When I discovered Stack Overflow, I remember that the interface was immediately intuitive to me. Title goes here, question goes there, add tags, done. Add a comment, cool. Share the link, easy. Vote to close, done.
This is not my experience with Documentation. Whenever I follow someone's link to a Documentation Example, I get super confused.
The table of contents and the content being almost the same width in the split screen view is confusing
(This is not as egregious in the single-column view - but most of the other problems remain.)
It is awfully easy to accidentally scroll away from the section I wanted to read/jump to (because there is content above and below, just touching the scroll wheel makes you lose it)
I still need 30 secs each time to figure out what I need to do e.g. when I want to suggest a new edit to something
I still need to hover over each icon each time to figure out what they mean
Having the examples be part of a list that you can scroll up and down (and jump to dynamically) doesn't seem to serve any purpose currently, as the order of examples is random.
This doesn't feel like an ideal experience, neither as a consumer (imagine someone ending up directly at an example through Google), nor as an editor/reviewer. It also doesn't feel like a part of SO.

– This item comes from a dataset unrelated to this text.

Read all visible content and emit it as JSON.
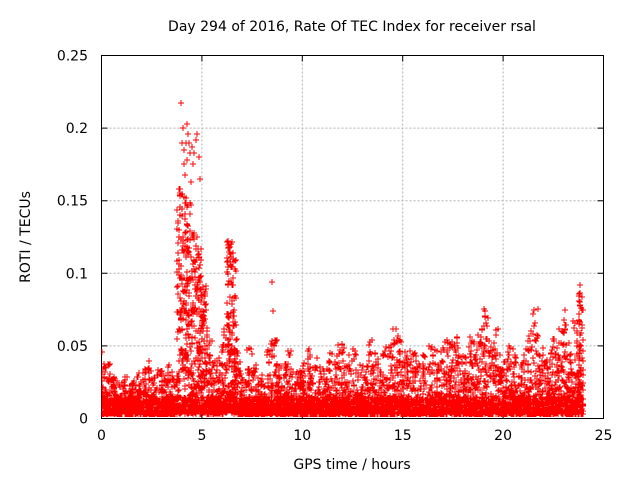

Could this whole thing not be made much more to resemble the traditional Q&A interface - splitting each example into an artifact of its own?
To oversimplify:
I realize the Documentation team must have spent a lot of time on how to approach Documentation's UI... there are probably good reasons why everything looks like it does that I just don't see.
But I really have problems using the UI as it is, and the fancy JS feels counterproductive to the experience.